Abraham es el patriarca de Israel por haber concertado una alianza con Dios,
cuyo nombre "Ab-raham" significa "el Padre es ensalzado", y donde Dios Padre así lo es por Abraham y sus hijos, los israelitas. El Nuevo
Testamento nos indica, no obstante, que la descendencia relevante es básicamente de carácter espiritual, tal como predicara San Juan el Bautista: "No penséis que debáis decir
entre vosotros: tenemos a Abraham por padre. Yo os digo: ¡Dios puede de esas
piedras suscitar hijos a Abraham! (Mateo 3,9).
Su numerología es particularmente explícita en los 75 años de
emigración, los 100 de su paternidad y los 175 que vivió.
Según el Corán, Abraham fue elegido por el arcángel San Gabriel y
perseguido por el rey Nemrod, quien intentó matarlo al contemplar una estrella
en sueños e interpretarse como el nacimiento de un niño que infundiría temor a
su reinado; por ello, ordenó degollar a todo recién nacido y Adna, madre de
Abraham, decidió entonces esconderlo en una cueva. A ella se dirigía todos los
días, encontrándolo chupándose los pulgares de los que manaba agua, zumo de
dátiles y leche cuajada, que durante quince años le envió Alah.
Abraham se encontró posteriormente con Melquisedec, rey de Justicia,
rey de Paz, rey de Salem o Metratón de la Cábala, quien asumió su particular
encuentro sintomático con el sacerdote del Dios altísimo, ofreciéndole el
diezmo de todo lo que poseía, tras haber recibido su presentación y bendición
del pan y el vino.
A colación de esta reunión, rememoramos a René Guénon y la figura
del rey de mundo, que aquí sería Melquisedec que a expensas de dar debido
reconocimiento a una religión que asumiera la pauta de la tradición primordial,
se sirve del ritual del pan y el vino, como también hiciera Jesús en la Santa
Cena. De hecho, Mateo retrotrae la genealogía de Jesús hasta Abraham (Mateo
1,1).
Existe una expresión que menciona a Abraham, seno de Abraham, como
símbolo de aquel hombre confiado de Dios.
La alianza entre Dios y Abraham queda especificada en la
circuncisión, simbolizándose la reconciliación entre Dios y su pueblo. El sexo
del hombre, a expensas de dicho pacto, queda así relacionado con la
manifestación de la Palabra perdida que, escindida en nuestro propio seno, una
vez recuperada permitiría formalizar dicha alianza.
Y es que, al igual que en otras tradiciones religiosas, el sexo y
la palabra han estado curiosamente relacionadas (en el hinduismo, por ejemplo,
el primero y antepenúltimo chakras, que son los del sexo y el verbo, se hallan
relacionados).

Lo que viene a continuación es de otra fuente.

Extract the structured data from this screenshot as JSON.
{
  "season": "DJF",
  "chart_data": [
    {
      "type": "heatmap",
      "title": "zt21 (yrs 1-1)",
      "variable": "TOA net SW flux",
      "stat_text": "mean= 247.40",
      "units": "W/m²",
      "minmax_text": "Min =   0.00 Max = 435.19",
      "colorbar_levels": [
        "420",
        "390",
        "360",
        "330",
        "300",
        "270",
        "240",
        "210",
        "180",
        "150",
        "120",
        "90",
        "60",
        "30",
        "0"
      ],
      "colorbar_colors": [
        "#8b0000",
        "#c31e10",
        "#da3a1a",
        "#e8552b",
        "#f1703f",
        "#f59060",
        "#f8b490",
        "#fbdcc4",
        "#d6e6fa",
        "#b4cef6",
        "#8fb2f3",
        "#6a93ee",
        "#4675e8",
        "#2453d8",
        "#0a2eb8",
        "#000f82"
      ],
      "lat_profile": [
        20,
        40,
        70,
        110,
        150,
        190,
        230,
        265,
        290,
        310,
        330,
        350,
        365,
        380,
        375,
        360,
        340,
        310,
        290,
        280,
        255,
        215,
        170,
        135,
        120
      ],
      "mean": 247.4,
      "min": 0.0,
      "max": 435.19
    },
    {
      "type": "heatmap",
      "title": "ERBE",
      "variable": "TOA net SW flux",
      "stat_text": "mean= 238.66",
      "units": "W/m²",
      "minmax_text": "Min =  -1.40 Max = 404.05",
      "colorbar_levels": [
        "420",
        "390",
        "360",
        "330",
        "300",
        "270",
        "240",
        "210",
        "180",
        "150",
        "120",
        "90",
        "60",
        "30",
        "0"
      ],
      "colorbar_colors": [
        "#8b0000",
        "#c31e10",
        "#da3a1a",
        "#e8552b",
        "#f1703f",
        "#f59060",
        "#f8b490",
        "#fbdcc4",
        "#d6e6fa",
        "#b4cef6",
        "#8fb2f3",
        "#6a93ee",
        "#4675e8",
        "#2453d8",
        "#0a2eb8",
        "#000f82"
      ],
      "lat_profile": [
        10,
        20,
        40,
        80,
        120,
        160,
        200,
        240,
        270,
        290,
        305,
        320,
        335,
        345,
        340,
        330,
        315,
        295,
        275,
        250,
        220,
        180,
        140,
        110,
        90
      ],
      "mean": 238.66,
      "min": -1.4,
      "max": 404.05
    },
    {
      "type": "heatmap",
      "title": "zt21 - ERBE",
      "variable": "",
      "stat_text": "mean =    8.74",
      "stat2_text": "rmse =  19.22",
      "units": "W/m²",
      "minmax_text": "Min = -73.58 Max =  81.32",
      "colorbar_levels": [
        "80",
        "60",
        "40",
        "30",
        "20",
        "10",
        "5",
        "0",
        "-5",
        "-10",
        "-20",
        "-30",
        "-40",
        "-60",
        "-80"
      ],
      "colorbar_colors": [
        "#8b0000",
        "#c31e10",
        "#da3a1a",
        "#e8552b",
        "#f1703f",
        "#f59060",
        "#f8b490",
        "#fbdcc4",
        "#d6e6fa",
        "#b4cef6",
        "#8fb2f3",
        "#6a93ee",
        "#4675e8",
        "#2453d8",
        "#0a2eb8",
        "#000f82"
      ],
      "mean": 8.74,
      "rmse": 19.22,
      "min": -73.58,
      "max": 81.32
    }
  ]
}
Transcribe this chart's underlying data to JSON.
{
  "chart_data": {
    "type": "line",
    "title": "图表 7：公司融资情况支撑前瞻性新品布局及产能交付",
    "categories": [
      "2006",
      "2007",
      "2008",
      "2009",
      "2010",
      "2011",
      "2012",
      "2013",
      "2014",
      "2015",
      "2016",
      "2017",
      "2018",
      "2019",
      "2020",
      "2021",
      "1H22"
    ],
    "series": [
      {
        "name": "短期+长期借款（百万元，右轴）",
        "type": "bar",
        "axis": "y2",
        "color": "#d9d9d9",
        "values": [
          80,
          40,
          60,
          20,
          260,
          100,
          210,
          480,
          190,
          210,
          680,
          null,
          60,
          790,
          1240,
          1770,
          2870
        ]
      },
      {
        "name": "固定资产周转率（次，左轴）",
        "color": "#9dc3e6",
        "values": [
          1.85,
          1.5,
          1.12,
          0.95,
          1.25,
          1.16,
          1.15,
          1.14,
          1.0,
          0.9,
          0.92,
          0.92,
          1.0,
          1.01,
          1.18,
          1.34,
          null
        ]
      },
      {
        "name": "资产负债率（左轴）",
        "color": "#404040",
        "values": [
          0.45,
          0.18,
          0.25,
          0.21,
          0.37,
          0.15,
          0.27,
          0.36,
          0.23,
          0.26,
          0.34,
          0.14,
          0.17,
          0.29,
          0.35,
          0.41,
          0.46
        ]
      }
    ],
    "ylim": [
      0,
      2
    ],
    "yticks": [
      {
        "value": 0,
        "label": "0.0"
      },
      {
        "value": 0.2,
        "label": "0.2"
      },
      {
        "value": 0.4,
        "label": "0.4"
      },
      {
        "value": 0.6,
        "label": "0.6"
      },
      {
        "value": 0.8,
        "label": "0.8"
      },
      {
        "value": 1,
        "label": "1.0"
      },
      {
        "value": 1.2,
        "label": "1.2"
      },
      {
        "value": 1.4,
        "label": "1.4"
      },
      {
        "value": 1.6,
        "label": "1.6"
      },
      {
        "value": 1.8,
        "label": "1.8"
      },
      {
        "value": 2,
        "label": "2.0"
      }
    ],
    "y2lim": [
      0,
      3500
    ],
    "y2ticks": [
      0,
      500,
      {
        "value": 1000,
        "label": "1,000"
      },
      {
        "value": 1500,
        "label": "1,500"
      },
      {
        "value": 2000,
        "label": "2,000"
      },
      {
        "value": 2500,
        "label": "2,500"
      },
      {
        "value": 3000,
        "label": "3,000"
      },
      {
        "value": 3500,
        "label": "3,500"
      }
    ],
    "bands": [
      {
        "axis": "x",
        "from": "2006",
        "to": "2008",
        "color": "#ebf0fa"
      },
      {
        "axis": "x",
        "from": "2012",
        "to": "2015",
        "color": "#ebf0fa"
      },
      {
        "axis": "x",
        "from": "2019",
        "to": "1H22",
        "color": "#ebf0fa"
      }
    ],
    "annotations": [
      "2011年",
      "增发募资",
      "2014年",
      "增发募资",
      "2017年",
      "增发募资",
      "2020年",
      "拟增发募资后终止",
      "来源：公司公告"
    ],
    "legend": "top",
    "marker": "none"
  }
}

Y es que ambos, tanto el Verbo como el sexo, son creadores de
vida.
En numerosos misterios grecolatinos, como en los cultos de Atis y
Cibeles, los sacerdotes previamente emasculados y vestidos de mujer, bebían la
sangre del toro sacrificado sobre el taurobolio. Con dicho sacrificio se
deseaba hacer algo sagrado de la muerte material, aspirando a una nueva vida
espiritual.
La circuncisión en tiempos en que la asumió como propia el pueblo
de Israel, cual emasculación simbólica de una muerte material y costumbre ya
arraigada en muchas culturas, deviene desde entonces rito simbólico necesario
para toda persona que ansíe un estado más elevado de su alma.
Dios también le exigió sacrificar a su hijo Isaac. Y aquí, el simbolismo
vuelve a incidir recurrente hacia el alto valor del sacrificio intrínseco bien orientado.
En toda la ribera mediterránea, todavía en aquella época, los primogénitos
acostumbraban a ser sacrificados con el fin de congratularse con el dios de
turno. No obstante, yendo aquí Abraham más allá de la tradición de dicha época e impelido por su enorme
fe, halla conmutada la pena hacia su vástago, con lo cual quedaría inaugurado
el sacrificio por la fe. No obstante, y según el cristianismo, se hace siempre preciso
recordar que Dios mismo sacrificó a su hijo por la humanidad.